Diana Dögg MagnusdottirDiana Dögg Magnusdottir
Quelle: BSV Sachsen Zwickau
Mit der Verpflichtung von Diana Dögg Magnusdottir hat der Zwickauer Handball-Zweitligist seine Kaderplanungen abgeschlossen. Die 22-Jährige will in Westsachsen nicht nur sportlich hoch hinaus.

Dass ihre erste Auslandsstation in Deutschland sein soll, das stand für Diana Dögg Magnusdottir schon lange fest. Zwar hatte die isländische Nationalspielerin auch Angebote von Vereinen aus Schweden, Dänemark und Norwegen. Am Ende aber wurde es Zwickau. "Ich wollte unbedingt nach Deutschland. Die USA wären zwar auch schön gewesen, aber dort gibt es keinen Handball", erzählt die 22-Jährige der Freien Presse Zwickau.

Ihre neue sportliche Heimat hat Magnusdottir mit einem besonderen Blick für ihre berufliche Zukunft ausgewählt: Nach ihrem Bachelorabschluss in Maschinenbau und BWL will sie ihren Master gern in Luft- und Raumfahrttechnik machen. Zum Beispiel an der TU Dresden wäre das machbar. Wohin es nach dem Handball einmal gehen könnte, das weiß die Isländerin auch schon: "Die Nasa wäre ein Traum."

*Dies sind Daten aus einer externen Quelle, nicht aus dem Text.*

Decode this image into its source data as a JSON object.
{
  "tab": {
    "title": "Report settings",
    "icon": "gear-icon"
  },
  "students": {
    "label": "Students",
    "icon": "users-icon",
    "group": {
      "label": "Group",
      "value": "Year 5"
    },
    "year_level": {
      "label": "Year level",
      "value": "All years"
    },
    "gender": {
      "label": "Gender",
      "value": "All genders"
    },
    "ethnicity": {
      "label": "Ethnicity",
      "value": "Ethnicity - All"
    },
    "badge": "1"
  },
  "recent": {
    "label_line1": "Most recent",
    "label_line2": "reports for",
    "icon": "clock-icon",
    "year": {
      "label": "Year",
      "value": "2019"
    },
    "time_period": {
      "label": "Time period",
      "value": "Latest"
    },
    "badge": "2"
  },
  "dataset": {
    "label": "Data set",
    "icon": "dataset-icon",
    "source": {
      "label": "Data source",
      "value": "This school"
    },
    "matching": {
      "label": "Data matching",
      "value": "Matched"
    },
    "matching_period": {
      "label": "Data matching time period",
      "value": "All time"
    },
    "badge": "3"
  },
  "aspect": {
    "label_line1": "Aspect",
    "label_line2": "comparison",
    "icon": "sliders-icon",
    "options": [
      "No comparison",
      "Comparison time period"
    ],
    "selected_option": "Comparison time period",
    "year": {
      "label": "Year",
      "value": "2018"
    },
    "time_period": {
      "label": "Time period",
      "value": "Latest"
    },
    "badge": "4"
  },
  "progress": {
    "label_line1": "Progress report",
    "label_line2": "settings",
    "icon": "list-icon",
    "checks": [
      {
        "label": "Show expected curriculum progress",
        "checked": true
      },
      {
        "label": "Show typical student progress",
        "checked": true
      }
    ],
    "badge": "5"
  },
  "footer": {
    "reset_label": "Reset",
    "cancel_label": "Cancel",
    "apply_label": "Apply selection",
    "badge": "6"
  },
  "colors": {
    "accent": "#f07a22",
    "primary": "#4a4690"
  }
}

Bis es so weit ist, arbeitet die 22-Jährige neben dem Sport zunächst einmal bei der Cefeg GmbH in Chemnitz. Deren Geschäftsführer Hans-Georg Reichel ist schon lange mit dem Handball verbunden, seine Tochter Denise spielte selbst zwei Jahre beim BSV. "Nur mit so einem Netzwerk funktioniert unsere Arbeit. Für uns ist es sehr wichtig, den Spielerinnen eine berufliche Perspektive bieten zu können", sagt BSV-Trainer und -Geschäftsführer Norman Rentsch.

Dass Diana Dögg Magnusdottir sehr gut zu seinem Unternehmen passt, das merkte Reichel schnell: "Ihr Lebenslauf ist so perfekt und lückenlos, da lag es nahe, dass wir uns kennenlernen. Es hat dann vielleicht eine halbe Stunde gedauert, bis alles klar war." Zu Gute kommt der 22-Jährigen beruflich und sportlich, dass sie schon in der Schule Deutsch gelernt hat. Zwar beantwortete sie die Fragen bei ihrer offiziellen Vorstellung lieber noch auf Englisch. "Ich kann es hoffentlich bald auch wieder besser sprechen", so Magnusdottir.

Eingeplant ist sie beim BSV im rechten Rückraum. Dort soll sie künftig einen guten Gegenpart zu Katarina Pavlovic bilden. "Diana ist ein anderer Typ und eine sehr kreative Spielerin. Mit ihrer enormen Übersicht und Passsicherheit gibt sie unserem Kader noch einmal mehr Breite", so Norman Rentsch, der sein Team für die neue Saison nun komplett hat. An der Verpflichtung der ersten Isländerin in Diensten des BSV arbeitete der Verein seit Mai. Am Ende gab es sogar noch Unterstützung vom Fanclub, der dabei half, die Wohnung in Marienthal einzurichten.

Ursprünglich stammt Diana Dögg Magnusdottir von der Insel Vestmannaeyjar, die vor der Südküste Islands liegt. Dort spielte sie in der Jugend auch Fußball und schaffte es sogar in die U-17-Nationalmannschaft ihres Heimatlandes. "Auf Vestmannaeyjar leben nur rund 4300 Menschen. Die Handballhalle war hinter meinem Elternhaus, zum Fußballplatz waren es von dort nur ein paar Minuten. Da konnte man schnell von einem Training zum anderen gehen", erzählt die 22-Jährige.

2018 wechselte sie von ihrem Heimatverein zum isländischen Topklub Valur Reykjavik, mit dem sie 2019 Meistertitel und Pokalsieg feiern konnte. Nun geht die jüngste von vier Schwestern den Weg nach Deutschland. Ihr erster Eindruck von Zwickau ist positiv: "Ich kannte die Stadt vorher überhaupt nicht und finde es schön, dass alles nicht so groß ist. Es ist auch schön warm hier, das gibt es so nicht in Island."